Henry David Thoreau, graduated from Harvard in 1837 and worked for a short time as a schoolmaster before he began writing poetry. Later, he joined Transcendentalism, a religious, philosophical and literary movement. The movement was led by Ralph Waldo Emerson, a writer and lecturer.

Thoreau agreed with Emerson’s teaching that social reforms begins with the individual. In 1845, he built a hut at Walden Pond on property owned by Emerson, he lived simply off the land, meditated and wrote about nature.

In 1846, the U.S declared war against Mexico. Thoreau and other northern critics of war viewed it as a plot by southerners to expand slavery into the Southwest. Thoreau had already stopped paying his taxes in protest against slavery.
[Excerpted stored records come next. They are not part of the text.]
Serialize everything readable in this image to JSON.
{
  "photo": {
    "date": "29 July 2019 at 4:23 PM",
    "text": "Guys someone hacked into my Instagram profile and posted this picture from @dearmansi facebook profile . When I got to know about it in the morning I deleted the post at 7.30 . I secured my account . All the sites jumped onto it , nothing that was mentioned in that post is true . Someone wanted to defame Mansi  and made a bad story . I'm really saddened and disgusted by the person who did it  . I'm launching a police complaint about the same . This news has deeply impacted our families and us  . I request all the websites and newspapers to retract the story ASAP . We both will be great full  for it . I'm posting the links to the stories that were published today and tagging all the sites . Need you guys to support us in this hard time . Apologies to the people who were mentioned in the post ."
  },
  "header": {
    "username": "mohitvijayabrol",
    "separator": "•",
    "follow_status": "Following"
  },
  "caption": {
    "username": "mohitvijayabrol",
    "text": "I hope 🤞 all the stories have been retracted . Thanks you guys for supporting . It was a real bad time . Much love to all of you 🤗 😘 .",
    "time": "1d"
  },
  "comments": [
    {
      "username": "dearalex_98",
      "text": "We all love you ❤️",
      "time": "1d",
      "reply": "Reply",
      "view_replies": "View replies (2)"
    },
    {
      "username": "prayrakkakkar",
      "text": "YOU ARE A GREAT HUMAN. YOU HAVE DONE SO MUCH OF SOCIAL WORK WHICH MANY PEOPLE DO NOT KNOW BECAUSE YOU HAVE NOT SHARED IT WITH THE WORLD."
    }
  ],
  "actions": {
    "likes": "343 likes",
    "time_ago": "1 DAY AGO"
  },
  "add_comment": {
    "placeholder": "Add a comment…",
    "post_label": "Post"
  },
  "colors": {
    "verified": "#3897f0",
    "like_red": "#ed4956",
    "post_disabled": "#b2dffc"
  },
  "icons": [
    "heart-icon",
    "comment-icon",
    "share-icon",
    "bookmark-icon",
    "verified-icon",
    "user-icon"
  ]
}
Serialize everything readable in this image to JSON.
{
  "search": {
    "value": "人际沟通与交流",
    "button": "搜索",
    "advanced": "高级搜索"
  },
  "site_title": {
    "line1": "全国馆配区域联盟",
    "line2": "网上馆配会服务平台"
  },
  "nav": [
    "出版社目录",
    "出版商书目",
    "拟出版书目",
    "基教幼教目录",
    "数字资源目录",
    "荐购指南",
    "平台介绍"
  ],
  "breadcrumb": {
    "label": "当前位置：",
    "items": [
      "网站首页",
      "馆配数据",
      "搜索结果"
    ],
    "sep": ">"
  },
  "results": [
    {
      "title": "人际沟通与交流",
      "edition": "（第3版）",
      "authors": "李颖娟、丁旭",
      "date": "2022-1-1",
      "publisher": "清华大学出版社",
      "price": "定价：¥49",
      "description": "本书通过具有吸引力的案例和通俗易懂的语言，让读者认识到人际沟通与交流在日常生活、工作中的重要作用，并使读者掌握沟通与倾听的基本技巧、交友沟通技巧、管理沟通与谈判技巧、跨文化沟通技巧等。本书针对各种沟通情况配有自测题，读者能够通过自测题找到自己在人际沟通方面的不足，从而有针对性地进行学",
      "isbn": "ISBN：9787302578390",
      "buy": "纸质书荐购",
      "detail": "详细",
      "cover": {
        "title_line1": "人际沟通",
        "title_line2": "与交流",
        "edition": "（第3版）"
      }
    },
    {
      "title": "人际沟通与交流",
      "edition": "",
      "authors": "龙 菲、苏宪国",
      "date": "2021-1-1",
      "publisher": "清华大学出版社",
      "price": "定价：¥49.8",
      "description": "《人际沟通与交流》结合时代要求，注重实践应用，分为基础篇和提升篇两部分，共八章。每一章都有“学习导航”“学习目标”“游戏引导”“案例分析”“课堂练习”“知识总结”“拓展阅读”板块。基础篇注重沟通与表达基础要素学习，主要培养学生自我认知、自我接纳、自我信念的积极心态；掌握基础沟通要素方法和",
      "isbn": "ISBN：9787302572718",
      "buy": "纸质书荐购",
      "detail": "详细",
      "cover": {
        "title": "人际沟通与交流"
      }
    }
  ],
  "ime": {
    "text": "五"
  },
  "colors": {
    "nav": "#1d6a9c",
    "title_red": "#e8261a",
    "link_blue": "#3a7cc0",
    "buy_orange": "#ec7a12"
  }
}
The tax collector had ignored his tax evasion but acted when Henry publicly condemned the US invasion and occupation of Mexico.

In July 1846, Thoreau was arrested for his tax delinquency. He spent one night in jail and someone paid for his tax. This prompted him to write his famous essay, “Civil Disobedience.”

He realized that it was not enough to be simply against slavery and the war. A person of conscience had to act. He argued that the government needed to end its unjust actions to earn the rights to collect taxes from its citizens.

By not paying his taxes, he was refusing his allegiance to the government. Unlike some later advocates of civil disobedience like Martin Luther King, Thoreau did not rule out using violence against an unjust government. In 1859, Thoreau defended John Brown’s bloody attack on the federal arsenal at Harper’s Ferry, Virginia, during his failed attempt to spark a slave revolt.